Students at UC Berkeley turned an open-source large language model (LLM) without reasoning capabilities into a “reasoning” one. This dramatically improved the model's capabilities and only cost around $450 of compute. However, the process needed to borrow knowledge from a much better LLM.
NovaSky, a student-led initiative at UC Berkeley’s Sky Computing Lab, claims its improved open-source thinking model is on par with the o1-preview, a large language model (LLM) with capable reasoning capabilities from OpenAI.
The students finetuned Qwen2.5-32B-Instruct, a popular open-source model developed by Alibaba Cloud, and openly shared their code.
“It is possible to replicate high-level reasoning capabilities affordably and efficiently,” the team said in its post.
It only took 19 hours of training on 8 H100 GPUs, which would cost around $450, according to Lambda Cloud pricing.
The released ‘reasoning’ model was called Sky-T1-32B-Preview. The team says it significantly improves scores on various math, coding, and science benchmarks, often adding double-digit percentage points.
For example, the team’s model achieved 56.8% at the GPQA-Diamond benchmark, 43.3% at Aime2024, and 86.4% at Math500. The base Qwen model had 45.5%, 16.7%, and 76.2%, respectively.

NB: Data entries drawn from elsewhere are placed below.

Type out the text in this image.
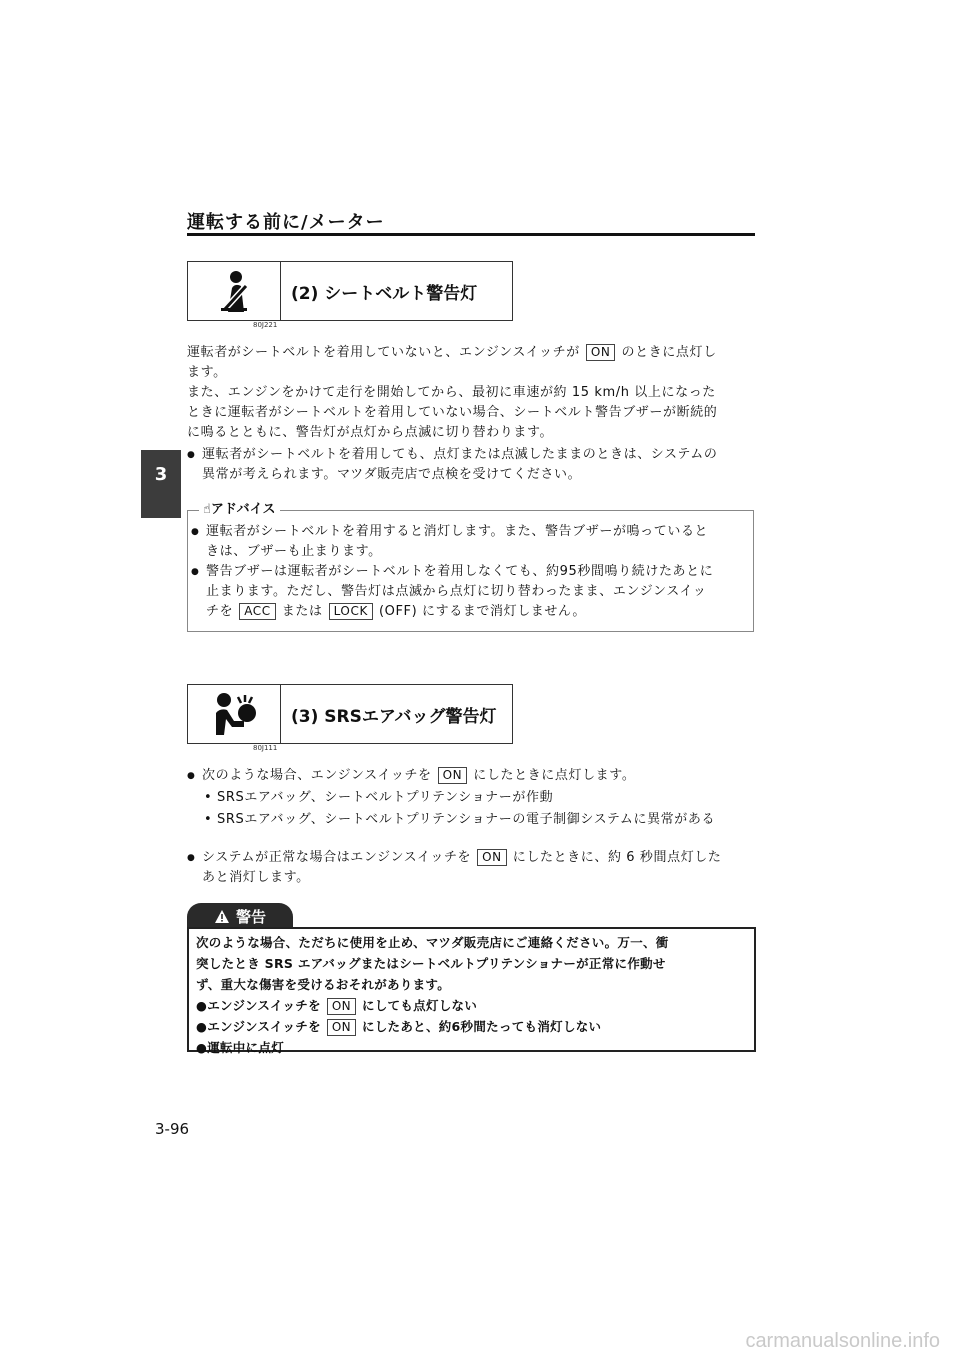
運転する前に/メーター
3
80J221
(2) シートベルト警告灯
運転者がシートベルトを着用していないと、エンジンスイッチが ON のときに点灯し
ます。
また、エンジンをかけて走行を開始してから、最初に車速が約 15 km/h 以上になった
ときに運転者がシートベルトを着用していない場合、シートベルト警告ブザーが断続的
に鳴るとともに、警告灯が点灯から点滅に切り替わります。
● 運転者がシートベルトを着用しても、点灯または点滅したままのときは、システムの
異常が考えられます。マツダ販売店で点検を受けてください。
☝アドバイス
● 運転者がシートベルトを着用すると消灯します。また、警告ブザーが鳴っていると
きは、ブザーも止まります。
● 警告ブザーは運転者がシートベルトを着用しなくても、約95秒間鳴り続けたあとに
止まります。ただし、警告灯は点滅から点灯に切り替わったまま、エンジンスイッ
チを ACC または LOCK (OFF) にするまで消灯しません。
80J111
(3) SRSエアバッグ警告灯
● 次のような場合、エンジンスイッチを ON にしたときに点灯します。
• SRSエアバッグ、シートベルトプリテンショナーが作動
• SRSエアバッグ、シートベルトプリテンショナーの電子制御システムに異常がある
● システムが正常な場合はエンジンスイッチを ON にしたときに、約 6 秒間点灯した
あと消灯します。
警告
次のような場合、ただちに使用を止め、マツダ販売店にご連絡ください。万一、衝
突したとき SRS エアバッグまたはシートベルトプリテンショナーが正常に作動せ
ず、重大な傷害を受けるおそれがあります。
●エンジンスイッチを ON にしても点灯しない
●エンジンスイッチを ON にしたあと、約6秒間たっても消灯しない
●運転中に点灯
3-96
carmanualsonline.info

However, its model was trained on borrowed knowledge from an existing smarter model.
The team used the ‘reasoning’ model from Alibaba, QwQ-32B-Preview, to generate training data. QwQ is already similar in performance to o1-preview.
The team said it curated the data mixture to cover diverse domains and even edited it again with another AI model to improve quality and ease parsing. However, the Sky-T1-32B-Preview didn’t beat the QwQ model, from which it borrowed training data.
“Sky-T1-32B-Preview marks the start of our journey to develop open-sourced models with advanced reasoning capabilities,” the students from NovaSky Team believe.
The team collaborated with the Qwen and Still-2 Teams and received compute support from Lambda Labs and Anyscale.
Moving forward, it plans to focus on developing “more efficient models that maintain strong reasoning performance and exploring advanced techniques that further enhance the models’ efficiency and accuracy at test time.”